Have you tried reproducing the issue with the latest release?
Yes
What is the hardware spec (RAM, OS)?
40 GB Ubuntu
Steps to reproduce the issue (command/config used to run Dgraph).
Have a lot of data in Dgraph and then request a export or a backup.
When running via curl, the request exits with the message Empty reply from server. According to the Alpha logs, the export/backup is still being created.
Expected behaviour and actual result.
I expect the request stay alive while the export/backup is being taken. It shouldn’t exit while the export/backup is being created. I’d expect to see this response when, say, an export completes:
When the request connection exits early, there’s no way for the user to know when the request has been completed other than monitoring the Alpha logs.
A 50 GB p directory should be sufficient enough to show this behavior.
It’s not a regression in this particular patch release. I suspect this is an issue for Alphas with large data sizes.
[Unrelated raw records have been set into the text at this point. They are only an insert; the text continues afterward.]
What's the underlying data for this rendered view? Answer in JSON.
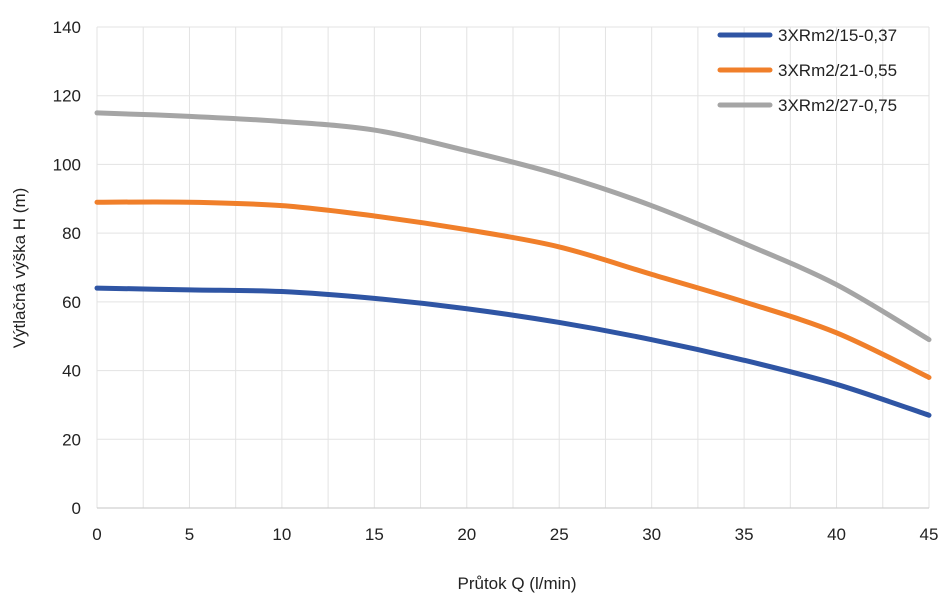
{
  "chart_data": {
    "type": "line",
    "title": "",
    "xlabel": "Průtok Q (l/min)",
    "ylabel": "Výtlačná výška H (m)",
    "xlim": [
      0,
      45
    ],
    "ylim": [
      0,
      140
    ],
    "xticks": [
      0,
      5,
      10,
      15,
      20,
      25,
      30,
      35,
      40,
      45
    ],
    "yticks": [
      0,
      20,
      40,
      60,
      80,
      100,
      120,
      140
    ],
    "grid": true,
    "legend_position": "top-right",
    "series": [
      {
        "name": "3XRm2/15-0,37",
        "color": "#2f55a4",
        "x": [
          0,
          5,
          10,
          15,
          20,
          25,
          30,
          35,
          40,
          45
        ],
        "y": [
          64,
          63.5,
          63,
          61,
          58,
          54,
          49,
          43,
          36,
          27
        ]
      },
      {
        "name": "3XRm2/21-0,55",
        "color": "#f07f2a",
        "x": [
          0,
          5,
          10,
          15,
          20,
          25,
          30,
          35,
          40,
          45
        ],
        "y": [
          89,
          89,
          88,
          85,
          81,
          76,
          68,
          60,
          51,
          38
        ]
      },
      {
        "name": "3XRm2/27-0,75",
        "color": "#a5a5a5",
        "x": [
          0,
          5,
          10,
          15,
          20,
          25,
          30,
          35,
          40,
          45
        ],
        "y": [
          115,
          114,
          112.5,
          110,
          104,
          97,
          88,
          77,
          65,
          49
        ]
      }
    ]
  }
}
As an example, other systems set up keep-alive messages for requests. e.g., Twitter’s streaming API (see “Keep-alive signals” section) has a keep-alive heartbeat every 10 seconds so that the connection doesn’t terminate.
The culprit is actually in Dgraph’s serveHTTP function, which times out response writes at 10 minutes. Of course, we can’t remove the timeout without risking leaking connections, so the only course of action here is to increase the timeout if desired.
This article outlines an approach for executing long-running tasks in a REST API. The idea is to add the task to a queue and immediately return its ID. The client can then query using this ID to find the status of the task.
Yes, the same issue exists on both. It doesn’t affect functionality, though - the timeout you see is just the HTTP request timing out. The backup/export is still running in Dgraph.
Any idea one timeline of this RFC?
Work on making the API asynchronous has started, and should be available in Dgraph 21.07.